Thu 12 Feb 2009
Donna Simpson is tired, very tired. The guitarist and vocalist with West Australian folk rockers, The Waifs, has just played three nights in a row in Melbourne, and there have been friends, lots of friends, in attendance. And then there have been after show drinks, maybe a bite to eat, perhaps a few more drinks.
“I’m older now, I can’t party like I used to,” she says. “I could say I’ve really been exerting myself on stage that would sound better. You know, Leonard Cohen is 75 and his shows have been going three hours and 50 minutes. He does have short intermissions though. Our show has been about two-and-a-half hours.

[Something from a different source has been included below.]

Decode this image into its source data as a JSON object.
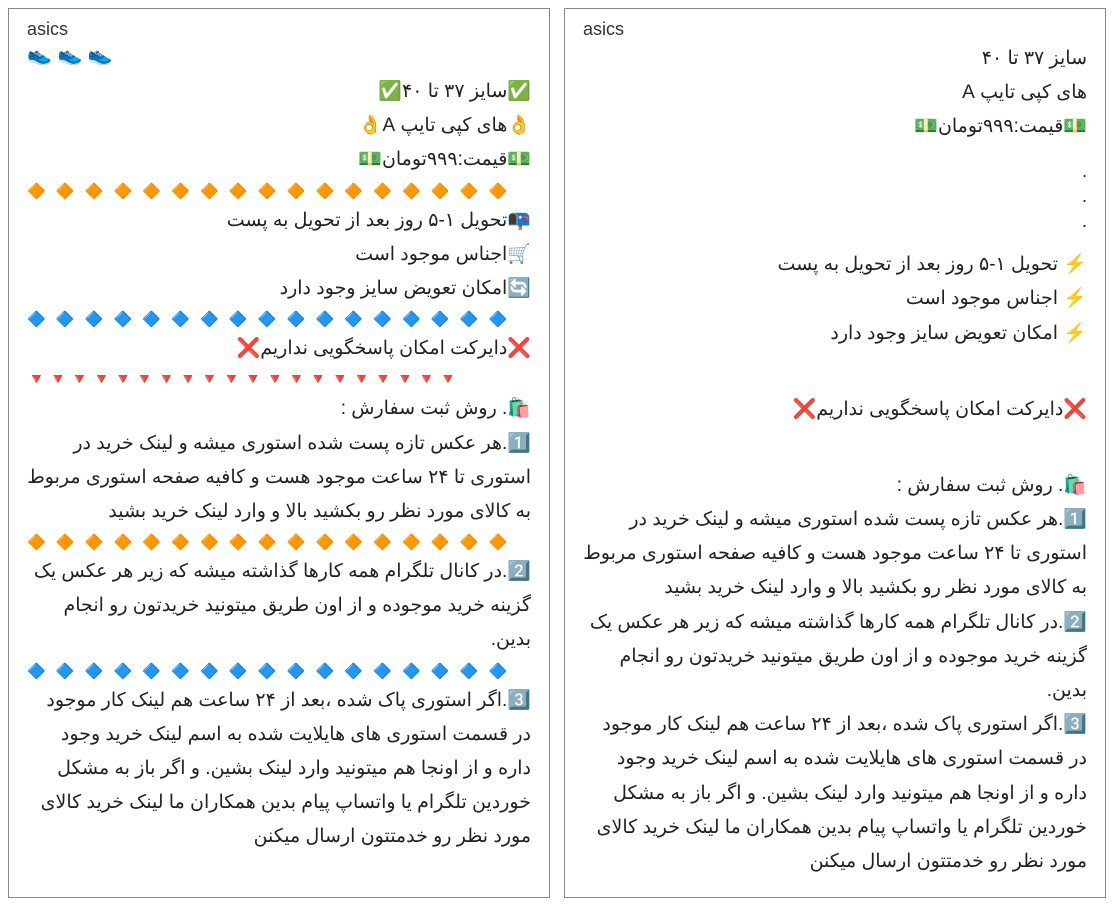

It was last night, so it’s pretty long.
“We’ve been playing lots of old stuff by request and there is so much material to choose from …”
It has been 17 years.
“Seventeen fucking years,” Donna exclaims.” You get less for murder.” And laughs. She also says that none of it – the whole rise and rise of the Waifs – was ever planned. It all just kind of happened and they just added the detail.
Born and bred in Albany, WA, the Simpson sisters, Donna and Vikki (now Vikki Thorn), were touring as a duo called Colours when they met guitarist Josh Cunningham while playing in Broome. Everybody got along and a year later, in 1992, the band changed its name to The Waifs a year later and began fulfilling their ambition of touring Australia-wide.